Perennial peanut, a nitrogen-fixing legume, is planted under fruit trees in Florida orchards. However, invasive weeds are difficult to control in this herbaceous, mat-forming species. The use of sheep in ISDGB systems was tested with mixed results. When rainfall is good, weed growth outpaces ISDGB suppression whereas when rainfall is low, sheep tend to eat too much of the perennial peanut. Further refinement of the system is needed.
Greenbriar (Smilax spp.) suppression was targeted in wooded areas using goats in ISDGB. Results indicate that eradication is not permanent with this deep-rooted perennial vine although better results occur when vines are initially cut below the browse line to make regrowth accessible and when higher stocking rates are used. Mesquite (Prosopis juliflora var. glandulosa) eradication is not achievable using ISDBG because goats do not browse it sufficiently, even when it is mechanically cut at ground level to bring regrowth within browse reach.
Throughout the Caribbean Basin, the ornamental exotic, coral vine (Antigonon leptopus), has become an invasive weed. ISDGB on-farm and on-station indicate that St.

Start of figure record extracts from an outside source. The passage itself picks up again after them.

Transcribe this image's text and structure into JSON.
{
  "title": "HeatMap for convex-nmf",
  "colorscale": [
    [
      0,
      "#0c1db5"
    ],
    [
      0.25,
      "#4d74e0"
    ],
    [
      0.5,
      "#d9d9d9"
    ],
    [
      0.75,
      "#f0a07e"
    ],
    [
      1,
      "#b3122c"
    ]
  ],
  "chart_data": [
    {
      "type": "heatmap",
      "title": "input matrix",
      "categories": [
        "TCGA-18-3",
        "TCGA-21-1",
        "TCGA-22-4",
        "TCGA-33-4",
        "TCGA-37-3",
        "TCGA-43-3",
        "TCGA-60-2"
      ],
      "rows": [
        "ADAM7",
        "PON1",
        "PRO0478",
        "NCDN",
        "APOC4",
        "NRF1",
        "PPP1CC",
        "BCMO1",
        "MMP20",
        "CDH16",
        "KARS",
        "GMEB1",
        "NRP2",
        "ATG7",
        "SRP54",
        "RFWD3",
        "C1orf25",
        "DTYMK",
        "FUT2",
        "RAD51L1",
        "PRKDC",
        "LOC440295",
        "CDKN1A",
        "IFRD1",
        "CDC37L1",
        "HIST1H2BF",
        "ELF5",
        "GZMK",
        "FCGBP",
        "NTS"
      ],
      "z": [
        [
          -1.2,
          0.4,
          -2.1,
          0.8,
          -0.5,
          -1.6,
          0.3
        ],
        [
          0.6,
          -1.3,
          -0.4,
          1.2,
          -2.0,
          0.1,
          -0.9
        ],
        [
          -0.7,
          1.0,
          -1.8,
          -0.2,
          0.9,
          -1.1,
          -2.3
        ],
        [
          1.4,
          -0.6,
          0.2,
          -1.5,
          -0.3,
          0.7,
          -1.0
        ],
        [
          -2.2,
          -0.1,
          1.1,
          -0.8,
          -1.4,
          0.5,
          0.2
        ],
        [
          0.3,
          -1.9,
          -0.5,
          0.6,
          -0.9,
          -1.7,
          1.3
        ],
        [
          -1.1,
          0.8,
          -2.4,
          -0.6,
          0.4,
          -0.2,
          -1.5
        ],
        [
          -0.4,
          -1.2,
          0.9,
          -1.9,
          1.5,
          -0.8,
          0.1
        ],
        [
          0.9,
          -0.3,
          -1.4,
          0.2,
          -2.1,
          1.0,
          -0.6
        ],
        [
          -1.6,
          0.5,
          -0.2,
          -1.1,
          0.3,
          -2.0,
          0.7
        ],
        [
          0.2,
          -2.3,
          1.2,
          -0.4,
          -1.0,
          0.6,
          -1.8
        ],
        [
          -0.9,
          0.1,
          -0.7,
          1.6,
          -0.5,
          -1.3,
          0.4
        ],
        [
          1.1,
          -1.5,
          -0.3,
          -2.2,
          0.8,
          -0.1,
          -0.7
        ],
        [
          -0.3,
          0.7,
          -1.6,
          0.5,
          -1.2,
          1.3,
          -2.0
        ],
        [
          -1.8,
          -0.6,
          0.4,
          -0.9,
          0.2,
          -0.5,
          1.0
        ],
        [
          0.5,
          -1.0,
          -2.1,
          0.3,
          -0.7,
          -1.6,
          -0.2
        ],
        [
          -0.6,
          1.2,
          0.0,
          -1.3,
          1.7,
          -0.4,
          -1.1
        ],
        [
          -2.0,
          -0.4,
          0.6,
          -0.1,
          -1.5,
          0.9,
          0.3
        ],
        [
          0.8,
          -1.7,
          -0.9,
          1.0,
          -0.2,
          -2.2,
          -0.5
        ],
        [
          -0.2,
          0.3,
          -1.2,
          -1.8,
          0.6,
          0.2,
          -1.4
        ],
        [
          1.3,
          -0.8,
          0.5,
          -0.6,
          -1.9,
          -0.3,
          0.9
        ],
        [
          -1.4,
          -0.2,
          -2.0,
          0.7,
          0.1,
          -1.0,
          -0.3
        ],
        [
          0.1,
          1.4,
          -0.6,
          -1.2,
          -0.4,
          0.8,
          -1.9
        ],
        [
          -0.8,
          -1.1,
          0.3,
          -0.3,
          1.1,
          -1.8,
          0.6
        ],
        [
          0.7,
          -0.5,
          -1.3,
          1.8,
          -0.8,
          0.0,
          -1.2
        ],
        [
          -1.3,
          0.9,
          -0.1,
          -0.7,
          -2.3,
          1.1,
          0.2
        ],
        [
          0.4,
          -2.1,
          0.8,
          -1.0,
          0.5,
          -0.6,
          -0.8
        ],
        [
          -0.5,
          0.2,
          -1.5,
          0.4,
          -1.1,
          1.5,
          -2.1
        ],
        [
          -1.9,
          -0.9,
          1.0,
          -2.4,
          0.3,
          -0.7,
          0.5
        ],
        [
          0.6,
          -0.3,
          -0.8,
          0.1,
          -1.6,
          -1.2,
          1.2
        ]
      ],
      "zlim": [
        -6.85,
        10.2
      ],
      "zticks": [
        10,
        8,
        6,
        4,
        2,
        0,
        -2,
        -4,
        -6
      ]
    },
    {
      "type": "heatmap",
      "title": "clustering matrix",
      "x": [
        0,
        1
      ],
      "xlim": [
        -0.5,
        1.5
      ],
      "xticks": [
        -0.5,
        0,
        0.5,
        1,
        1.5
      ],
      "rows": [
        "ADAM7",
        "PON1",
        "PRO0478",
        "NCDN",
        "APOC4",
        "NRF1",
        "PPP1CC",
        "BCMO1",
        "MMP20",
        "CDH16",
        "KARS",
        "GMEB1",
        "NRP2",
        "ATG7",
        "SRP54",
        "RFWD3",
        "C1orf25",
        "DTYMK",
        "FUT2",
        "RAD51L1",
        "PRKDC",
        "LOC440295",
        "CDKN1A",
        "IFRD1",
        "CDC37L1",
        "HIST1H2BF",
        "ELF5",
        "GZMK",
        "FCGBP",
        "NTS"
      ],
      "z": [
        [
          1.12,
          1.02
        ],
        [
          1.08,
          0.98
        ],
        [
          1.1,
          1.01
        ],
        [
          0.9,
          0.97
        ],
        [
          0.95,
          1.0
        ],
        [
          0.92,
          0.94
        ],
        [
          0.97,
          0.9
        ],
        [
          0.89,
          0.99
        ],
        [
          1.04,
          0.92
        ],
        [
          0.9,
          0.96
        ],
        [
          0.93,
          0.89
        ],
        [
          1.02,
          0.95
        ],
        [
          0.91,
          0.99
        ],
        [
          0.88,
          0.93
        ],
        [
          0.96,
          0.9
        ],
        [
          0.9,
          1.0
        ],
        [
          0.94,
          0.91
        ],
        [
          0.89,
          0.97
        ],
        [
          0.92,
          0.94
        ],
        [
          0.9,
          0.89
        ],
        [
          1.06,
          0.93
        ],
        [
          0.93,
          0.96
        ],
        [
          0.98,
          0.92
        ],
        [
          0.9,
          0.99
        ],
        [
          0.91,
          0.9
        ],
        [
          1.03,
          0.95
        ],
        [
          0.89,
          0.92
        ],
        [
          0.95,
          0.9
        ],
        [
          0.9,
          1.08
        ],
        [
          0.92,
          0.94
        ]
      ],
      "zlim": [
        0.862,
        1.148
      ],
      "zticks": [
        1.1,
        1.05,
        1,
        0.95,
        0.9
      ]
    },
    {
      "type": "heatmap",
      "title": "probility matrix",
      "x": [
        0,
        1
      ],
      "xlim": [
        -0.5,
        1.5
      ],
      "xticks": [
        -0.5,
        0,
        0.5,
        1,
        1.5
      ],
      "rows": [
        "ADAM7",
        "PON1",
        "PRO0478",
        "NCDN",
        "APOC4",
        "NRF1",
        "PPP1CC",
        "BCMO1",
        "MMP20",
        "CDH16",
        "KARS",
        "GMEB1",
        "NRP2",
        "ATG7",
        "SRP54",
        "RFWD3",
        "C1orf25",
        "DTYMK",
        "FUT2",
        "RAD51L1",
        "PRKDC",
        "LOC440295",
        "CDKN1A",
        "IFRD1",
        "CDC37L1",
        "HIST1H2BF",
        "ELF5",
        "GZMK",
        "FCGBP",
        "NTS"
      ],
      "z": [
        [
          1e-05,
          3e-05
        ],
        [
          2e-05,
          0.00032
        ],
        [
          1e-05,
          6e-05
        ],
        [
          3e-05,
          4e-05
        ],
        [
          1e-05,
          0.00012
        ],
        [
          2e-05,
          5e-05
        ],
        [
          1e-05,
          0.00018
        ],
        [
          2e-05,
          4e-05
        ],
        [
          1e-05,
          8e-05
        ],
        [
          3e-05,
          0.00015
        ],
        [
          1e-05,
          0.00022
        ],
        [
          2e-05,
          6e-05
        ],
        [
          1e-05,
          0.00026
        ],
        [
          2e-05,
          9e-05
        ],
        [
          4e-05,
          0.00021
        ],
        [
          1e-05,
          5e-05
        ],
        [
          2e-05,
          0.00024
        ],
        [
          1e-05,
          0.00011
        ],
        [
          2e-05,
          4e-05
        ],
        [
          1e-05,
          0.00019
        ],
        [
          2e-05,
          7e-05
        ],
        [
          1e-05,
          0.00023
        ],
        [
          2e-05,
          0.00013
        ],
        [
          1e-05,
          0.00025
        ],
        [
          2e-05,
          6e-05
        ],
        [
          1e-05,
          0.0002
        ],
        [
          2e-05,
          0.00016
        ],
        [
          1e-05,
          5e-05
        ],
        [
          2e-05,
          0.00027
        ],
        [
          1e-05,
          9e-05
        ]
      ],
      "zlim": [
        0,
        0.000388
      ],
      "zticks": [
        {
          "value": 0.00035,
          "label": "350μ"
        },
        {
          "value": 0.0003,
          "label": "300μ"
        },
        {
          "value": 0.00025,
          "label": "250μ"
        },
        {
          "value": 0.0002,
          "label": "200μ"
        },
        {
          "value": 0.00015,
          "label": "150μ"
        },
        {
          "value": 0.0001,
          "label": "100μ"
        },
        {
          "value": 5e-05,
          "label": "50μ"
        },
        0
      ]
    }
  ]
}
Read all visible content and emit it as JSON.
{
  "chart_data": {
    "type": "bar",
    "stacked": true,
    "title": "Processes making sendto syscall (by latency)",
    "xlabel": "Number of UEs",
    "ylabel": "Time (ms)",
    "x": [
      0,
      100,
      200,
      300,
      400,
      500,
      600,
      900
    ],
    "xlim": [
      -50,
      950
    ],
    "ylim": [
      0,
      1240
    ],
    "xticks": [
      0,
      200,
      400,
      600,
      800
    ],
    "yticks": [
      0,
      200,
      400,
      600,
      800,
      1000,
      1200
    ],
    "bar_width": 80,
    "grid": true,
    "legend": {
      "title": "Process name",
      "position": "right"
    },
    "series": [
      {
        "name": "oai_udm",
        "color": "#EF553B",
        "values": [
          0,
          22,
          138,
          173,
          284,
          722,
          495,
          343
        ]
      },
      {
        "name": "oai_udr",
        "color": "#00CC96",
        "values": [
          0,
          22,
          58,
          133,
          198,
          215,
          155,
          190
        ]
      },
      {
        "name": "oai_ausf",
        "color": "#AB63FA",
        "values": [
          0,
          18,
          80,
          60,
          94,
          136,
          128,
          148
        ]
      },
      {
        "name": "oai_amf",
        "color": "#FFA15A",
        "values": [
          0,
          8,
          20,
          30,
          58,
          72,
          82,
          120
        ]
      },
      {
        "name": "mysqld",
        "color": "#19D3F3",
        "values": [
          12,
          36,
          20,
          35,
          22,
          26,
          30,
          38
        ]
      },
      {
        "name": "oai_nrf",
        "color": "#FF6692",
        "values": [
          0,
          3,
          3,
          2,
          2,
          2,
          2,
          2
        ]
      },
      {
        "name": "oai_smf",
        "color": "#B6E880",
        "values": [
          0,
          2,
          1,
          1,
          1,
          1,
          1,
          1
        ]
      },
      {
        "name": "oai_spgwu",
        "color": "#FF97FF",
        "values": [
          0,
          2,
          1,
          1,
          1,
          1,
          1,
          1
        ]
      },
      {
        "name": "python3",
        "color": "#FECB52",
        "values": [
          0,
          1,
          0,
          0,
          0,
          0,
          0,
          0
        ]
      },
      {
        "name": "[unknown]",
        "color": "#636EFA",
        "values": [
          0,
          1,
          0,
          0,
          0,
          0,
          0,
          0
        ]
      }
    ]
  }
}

Croix sheep will consume both leaves and vines of this deep-rooted perennial and suppression (but not permanent control) is possible, providing access to land that was densely invaded that no other agricultural use was possible.
1) Develop ISDGB trials that address flock owner/landowner questions and serve as local demonstrations of this method for environmentally sustainable invasive plant control.
2) Research specific plant:animal interface issues that will develop into the techniques that effectively control of permanently eradicate invasive plants in each environment and for each species, including stocking rates, seasonal vulnerability, browsing duration, and negative effects on both native vegetation and flock performance.
3) Develop farmer-to-farmer contacts, demonstrations, brochures, popular press articles, web pages, and refereed articles to foment greater commercial application of ISDBG in the region.
4) Assist both landowners and goat/sheep flock mangers in determining equitable cost sharing for the commercial application of ISDGB.